Calculate tax withholdings: Paystubs include information about federal and state taxes, as well as other deductions, such as Social Security and Medicare. This can be useful for calculating tax withholdings and ensuring that the right amount of money is being set aside for taxes.
Budgeting and financial planning: Paystubs provide a detailed breakdown of an employee’s income and expenses, which can be helpful for budgeting and financial planning. By reviewing paystubs regularly, employees can identify areas where they can save money and make more informed financial decisions.
Protect against fraud: Paystubs provide a clear record of wages and deductions, which can help to protect employees against fraud or errors in their pay. By regularly reviewing paystubs, employees can identify any discrepancies and bring them to the attention of their employer.
Overall, pay stubs are an important tool that can help employees to better manage their finances, protect against fraud, and ensure that they are being fairly compensated for their work.
How to Access & View Pay Stubs
There are several ways that employees can access and view their pay stubs:
Online paystub portals: Many employers now offer online paystub portals, where employees can view and print their pay stubs at any time. To access this service, employees may need to create an account and log in using a unique username and password.
Paper pay stubs: Some employers may still provide paper pay stubs, either in addition to or instead of online paystubs. Employees can typically find their pay stubs attached to their physical paycheck or mailed to them separately.
Requesting pay stubs from your employer: If you are unable to access your paystubs online or have not received a physical copy, you can request a copy from your employer. Most employers are required to provide employees with a copy of their pay stub upon request.
It’s important to regularly review your pay stubs to ensure that all of the information is accurate and that all of the appropriate deductions have been made.

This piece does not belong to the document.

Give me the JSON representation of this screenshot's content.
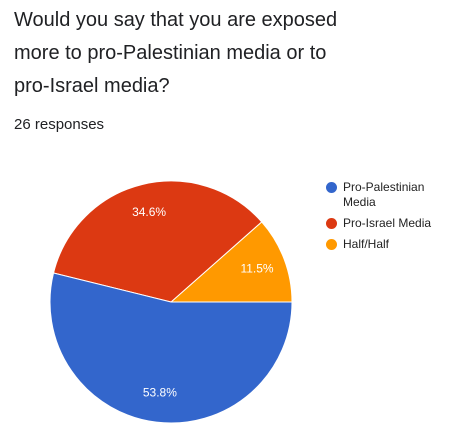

If you notice any discrepancies, it’s important to bring them to the attention of your employer as soon as possible. Understanding the information included on your paystub can also help you to better manage your finances and plan for the future.
Takeaways for Pay Stubs
In conclusion, pay stubs are an important document for both employers and employees. For employers, pay stubs provide a clear and detailed record of wages paid and deductions made, which is required by the Fair Labor Standards Act and may be legally required in some states. For employees, pay stubs provide a way to confirm that they have been paid the correct amount and to track their earnings and deductions over time.
Pay stubs are also useful as proof of income when applying for credit, loans, or leases, and can be helpful for budgeting and financial planning. It is important for employees to regularly review their pay stubs to ensure that the information is accurate and to identify any discrepancies.
By understanding what is included on a pay stub and how to use it, both employers and employees can benefit from this important financial tool.